Start with garment fidelity: verify cut, colour, pattern, logo placement, and drape match the real product. Then check model consistency across your SKU set and confirm your chosen lighting and background align with your brand mood.

Finally, review provenance signals—C2PA signing, watermarking, and labelling—so your publishing pipeline stays compliant. Use RAWSHOT’s consistent controls to regenerate only the variants that fail checks instead of restarting from scratch.

How do pricing and token behavior work for still images in a fast catalog workflow?

Stills are priced per image at about ~$0.55 per generation, and typical generation time lands around 30–40 seconds per image. Tokens never expire, and you can cancel a generation in one click if you need to stop a run.

If a generation fails, tokens are refunded. For video or model runs you’ll see different token usage, but for photo-heavy catalogs you can plan around flat per-image economics and keep iteration tight without hidden gates.

Can we automate vaporwave-style shoots with an API for nightly SKU batches?

Yes.
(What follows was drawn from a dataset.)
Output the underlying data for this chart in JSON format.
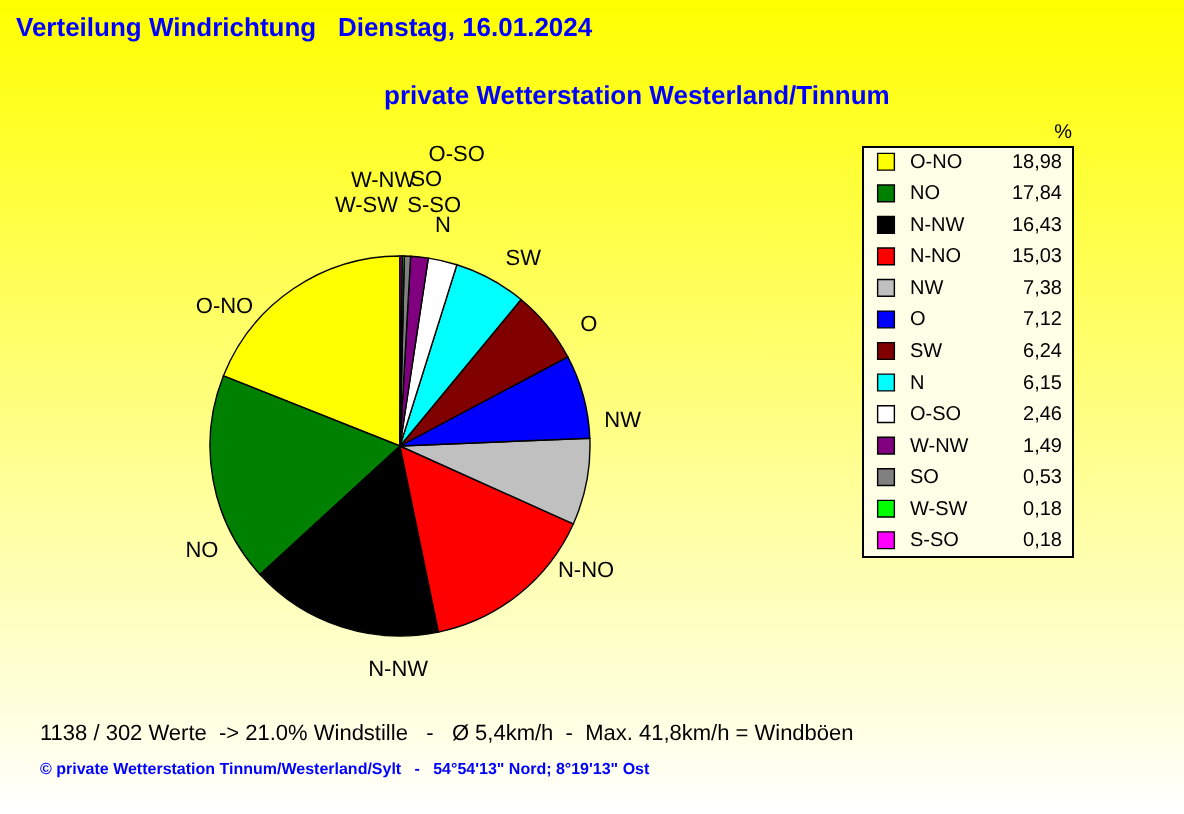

RAWSHOT provides a REST API for catalog-scale pipelines and a browser GUI for single shoots, and the same garment-led creative controls apply in both.

That means you can schedule nightly processing for new arrivals, seasonal updates, or A/B variants while keeping the same style preset, framing, and lighting rules. You’ll also retain signed provenance per image, which keeps the automation pipeline audit-friendly for teams.

How do roles and throughput work when a team needs many images per campaign?

One person can direct the look in the browser interface—select styles, framing, and product focus—then another person (or the same operator) can scale output via the REST API. Because there are no per-seat gates for core features, growth doesn’t require a licensing reshuffle.

Throughput stays predictable: you generate, label, and export within a stable workflow rather than managing a chaotic prompt trial loop. The end result is faster campaign asset creation with consistent models, publishable provenance, and full commercial rights for every output.